Of course everyone gets bored sometimes, but those who are sure they are self-actualizing through their particular pursuits rarely experience the state because they are focused in like laser beams. They don’t need distractions because their attention is fully engaged in their productive work.

Many in our modern world choose their work path primarily as a route to riches and only secondarily as a route to personal meaning rather than primarily as a route to personal meaning and secondarily as a way to support themselves, and this is probably one of the reasons why they are constantly afflicted with boredom, since their choice does not represent a deep yearning for personal fulfillment but rather a superficial yearning for external success.

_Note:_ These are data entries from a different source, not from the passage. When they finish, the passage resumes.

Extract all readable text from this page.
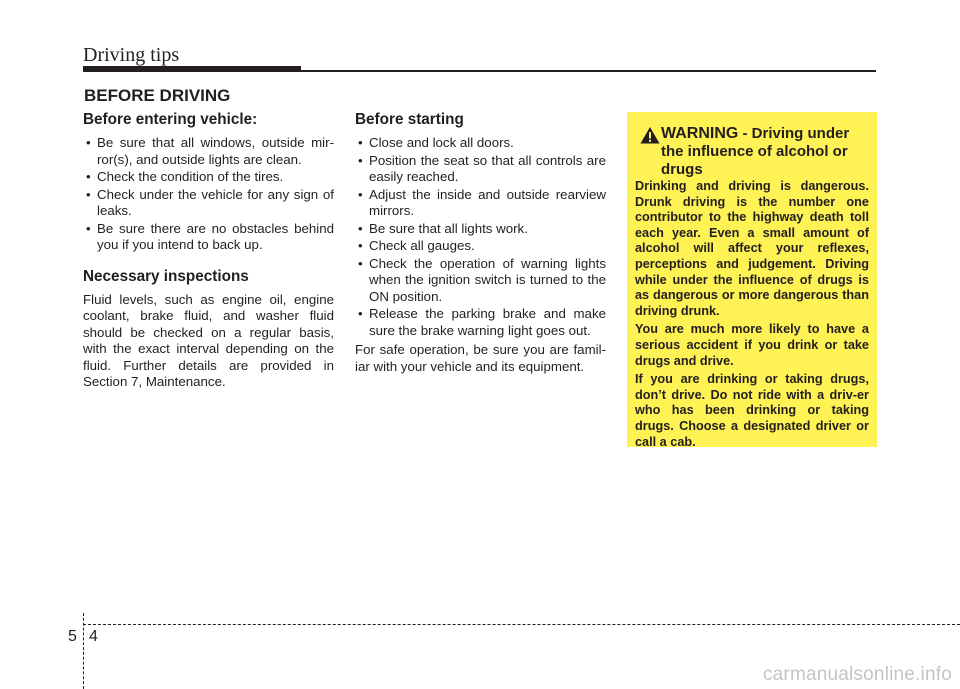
Driving tips
BEFORE DRIVING
Before entering vehicle:
• Be sure that all windows, outside mir-ror(s), and outside lights are clean.
• Check the condition of the tires.
• Check under the vehicle for any sign of leaks.
• Be sure there are no obstacles behind you if you intend to back up.
Necessary inspections

Fluid levels, such as engine oil, engine coolant, brake fluid, and washer fluid should be checked on a regular basis, with the exact interval depending on the fluid. Further details are provided in Section 7, Maintenance.

Before starting
• Close and lock all doors.
• Position the seat so that all controls are easily reached.
• Adjust the inside and outside rearview mirrors.
• Be sure that all lights work.
• Check all gauges.
• Check the operation of warning lights when the ignition switch is turned to the ON position.
• Release the parking brake and make sure the brake warning light goes out.

For safe operation, be sure you are famil-iar with your vehicle and its equipment.

WARNING - Driving under the influence of alcohol or drugs

Drinking and driving is dangerous. Drunk driving is the number one contributor to the highway death toll each year. Even a small amount of alcohol will affect your reflexes, perceptions and judgement. Driving while under the influence of drugs is as dangerous or more dangerous than driving drunk.

You are much more likely to have a serious accident if you drink or take drugs and drive.

If you are drinking or taking drugs, don’t drive. Do not ride with a driv-er who has been drinking or taking drugs. Choose a designated driver or call a cab.

5 4
carmanualsonline.info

And all that money ends up affording them even more free time in which to be bored. As Schopenhauer bluntly put it, “The crowd of miserable wretches whose one aim in life is to fill their purses but never to put anything into their heads, offers a singular instance of this torment of boredom. Their wealth becomes a punishment by delivering them up to the misery of having nothing to do; for, to escape it, they will rush about in all directions, traveling here, there, and everywhere. No sooner do they arrive in a place than they are anxious to know what amusements it affords; just as though they were beggars asking where they could receive a dole! Of a truth, need and boredom are the two poles of human life” (Schopenhauer, Essays of Arthur Schopenhauer, Kindle Version Loc 92).

The point of all this from an existential point of view is that no amount of diversions will cure boredom because diversions only treat the symptoms, not the root cause. And the root cause is that you are betraying your one and only chance to self-actualize, to become the person you know you are deep down, and so you are rebelling against the path you have chosen by not feeling engaged in the process.